Diz o ditado que "o que os olhos não veem, o coração não sente". Mas isso pode soar apenas como uma meia verdade no caso do Ora 03 GT, versão mais cara e equipada do hatchback elétrico da GWM que chegou ao Brasil no ano passado. Sua mudança mais pronunciada em relação ao 03 Skin pode parecer apenas visual, mas há outras coisas importantes que não são visíveis ao primeiro olhar.
Passada a euforia com a chegada do BYD Dolphin e a nova realidade de carros elétricos compactos entre R$ 150 mil e R$ 200 mil mais modernos e equipados, a GWM lançou o Ora 03 no Brasil em duas versões, que se diferenciam basicamente pelo visual, acréscimo de equipamentos e, principalmente, pela bateria maior.

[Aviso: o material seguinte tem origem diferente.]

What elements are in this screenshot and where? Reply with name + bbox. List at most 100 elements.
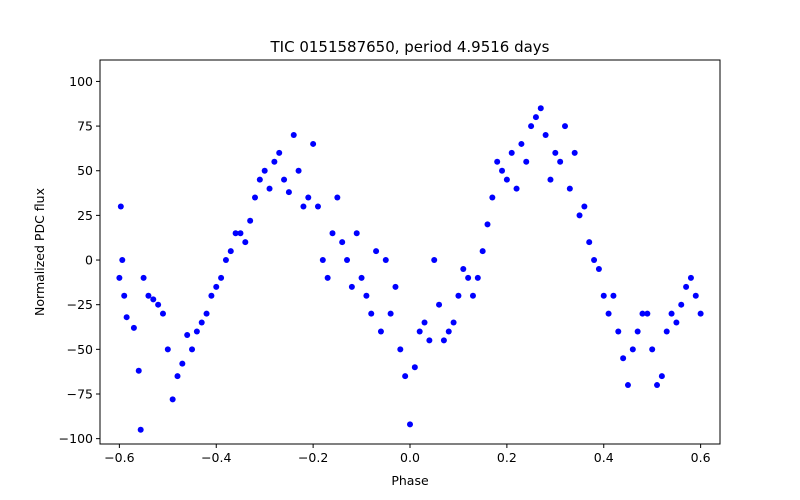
data-point [305,194,312,201]
data-point [271,158,278,165]
x-tick-label: −0.2 [298,450,328,465]
data-point [281,176,288,183]
data-point [571,149,578,156]
data-point [208,292,215,299]
data-point [523,158,530,165]
y-axis-label: Normalized PDC flux [32,188,47,316]
data-point [537,105,544,112]
data-point [474,274,481,281]
y-tick-label: 50 [77,163,93,178]
data-point [576,212,583,219]
data-point [150,296,157,303]
data-point [624,382,631,389]
data-point [140,274,147,281]
data-point [387,310,394,317]
data-point [368,310,375,317]
data-point [440,337,447,344]
data-point [213,283,220,290]
data-point [634,328,641,335]
data-point [295,167,302,174]
y-tick-label: −50 [67,342,93,357]
data-point [460,265,467,272]
data-point [218,274,225,281]
data-point [145,292,152,299]
data-point [130,324,137,331]
data-point [121,292,128,299]
x-axis-label: Phase [391,473,429,488]
data-point [654,382,661,389]
data-point [232,230,239,237]
data-point [348,283,355,290]
data-point [663,328,670,335]
data-point [605,310,612,317]
data-point [377,328,384,335]
data-point [465,274,472,281]
y-tick-label: 75 [77,119,93,134]
data-point [581,203,588,210]
x-tick-label: −0.6 [104,450,134,465]
data-point [334,194,341,201]
data-point [416,328,423,335]
data-point [179,360,186,367]
data-point [324,274,331,281]
data-point [600,292,607,299]
data-point [123,314,130,321]
x-tick-label: 0.0 [400,450,420,465]
data-point [198,319,205,326]
data-point [247,217,254,224]
data-point [615,328,622,335]
y-tick-label: −25 [67,297,93,312]
data-point [135,367,142,374]
data-point [426,337,433,344]
y-axis-ticks: −100 −75 −50 −25 0 25 50 75 100 [59,74,100,446]
data-point [155,301,162,308]
data-point [469,292,476,299]
data-point [562,123,568,130]
data-point [407,421,413,428]
data-point [256,176,263,183]
data-point [494,158,501,165]
data-point [319,257,326,264]
data-point [673,319,680,326]
data-point [193,328,200,335]
x-tick-label: 0.6 [691,450,711,465]
data-point [455,292,462,299]
y-tick-label: 0 [85,253,93,268]
data-point [668,310,675,317]
data-point [479,248,486,255]
data-point [532,114,539,121]
y-tick-label: −75 [67,386,93,401]
data-point [189,346,196,353]
data-point [503,176,510,183]
data-point [644,310,651,317]
data-point [658,373,665,380]
data-point [397,346,404,353]
plot-frame [99,59,721,445]
data-point [116,274,123,281]
data-point [392,283,399,290]
data-point [595,265,602,272]
data-point [436,301,443,308]
data-point [169,396,176,403]
data-point [528,123,535,130]
data-point [547,176,554,183]
data-point [344,257,351,264]
y-tick-label: 100 [69,74,93,89]
data-point [411,364,418,371]
data-point [610,292,617,299]
y-tick-label: −100 [59,431,93,446]
x-tick-label: 0.4 [594,450,614,465]
data-point [639,310,646,317]
data-point [518,140,525,147]
data-point [174,373,181,380]
x-tick-label: −0.4 [201,450,231,465]
data-point [310,140,317,147]
data-point [450,319,457,326]
data-point [184,332,191,339]
data-point [290,132,297,139]
data-point [620,355,627,362]
data-point [203,310,210,317]
data-point [484,221,491,228]
data-point [261,167,268,174]
data-point [227,248,234,255]
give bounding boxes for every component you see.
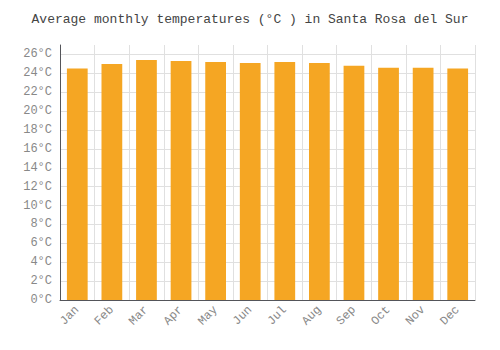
svg-text:4°C: 4°C	[30, 255, 52, 269]
svg-text:Average monthly temperatures (: Average monthly temperatures (°C ) in Sa…	[32, 12, 469, 27]
svg-text:24°C: 24°C	[23, 66, 52, 80]
svg-text:Apr: Apr	[161, 303, 186, 328]
svg-text:6°C: 6°C	[30, 236, 52, 250]
svg-text:Jul: Jul	[265, 303, 290, 328]
svg-text:Sep: Sep	[334, 303, 359, 328]
svg-text:8°C: 8°C	[30, 217, 52, 231]
svg-text:16°C: 16°C	[23, 142, 52, 156]
svg-text:Oct: Oct	[368, 303, 393, 328]
svg-text:14°C: 14°C	[23, 161, 52, 175]
svg-text:Jan: Jan	[57, 303, 82, 328]
svg-text:26°C: 26°C	[23, 47, 52, 61]
svg-text:20°C: 20°C	[23, 104, 52, 118]
svg-text:2°C: 2°C	[30, 274, 52, 288]
svg-text:22°C: 22°C	[23, 85, 52, 99]
svg-text:May: May	[195, 303, 220, 328]
svg-text:18°C: 18°C	[23, 123, 52, 137]
svg-text:Nov: Nov	[403, 303, 428, 328]
svg-text:Mar: Mar	[126, 303, 151, 328]
svg-text:10°C: 10°C	[23, 199, 52, 213]
svg-text:12°C: 12°C	[23, 180, 52, 194]
svg-text:Jun: Jun	[230, 303, 255, 328]
svg-text:Dec: Dec	[438, 303, 463, 328]
svg-text:Feb: Feb	[92, 303, 117, 328]
svg-text:Aug: Aug	[299, 303, 324, 328]
svg-text:0°C: 0°C	[30, 293, 52, 307]
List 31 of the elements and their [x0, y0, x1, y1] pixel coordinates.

O Ora 03 é um dos modelos da Ora, divisão da GWM que vende apenas carros elétricos com nomes de gatos na China, lançado em outros mercados como Good Cat ou Funky Cat. Mesmo na versão de entrada, o elétrico já chama bastante a atenção nas ruas, mas este 03 GT vai além, com rodas de aparência mais esportiva, elementos de acabamento externo em vermelho, aerofólio traseiro destacado, para-choques dianteiro e traseiro mais agressivos, entre outros elementos.
Como já destacamos em outras ocasiões, o visual se caracteriza pelas linhas arredondas e elegantes, ao menos para mim. Essa mistura de estilos, que pode até lembrar outros modelos como Mini ou Porsche, no conjunto da obra agrada bastante, principalmente ao vivo, com o carro elétrico chamando a atenção por onde passa.
Apesar de ser chamado muitas vezes de compacto, o Ora 03 é mais que isso: são 4,25 metros de comprimento, 1,63 metro de altura, 1,84 metro de largura e honestos 2,65 metros de distância entre-eixos, números que o colocariam há alguns anos no mesmo terreno dos nossos conhecidos (e finados) hatches médios.
O espaço interno é bem honesto considerando o seu porte. É melhor ainda na dianteira, com um espaço decente para as pernas do motorista e passageiro e um pouco menos para a cabeça, por conta do teto panorâmico quando comparado ao 03 Skin, mas nada que desabone.
Todas as versões da linha Ora 03 vem equipados com itens como central multimídia de 10,25" com Android Auto e Apple CarPlay sem fio, painel de instrumentos digital de 10,25", câmera 360°, sete airbags, frenagem autônoma de emergência, controle de cruzeiro adaptativo, assistente de ponto cego, sistema de som com seis alto-falantes e mais.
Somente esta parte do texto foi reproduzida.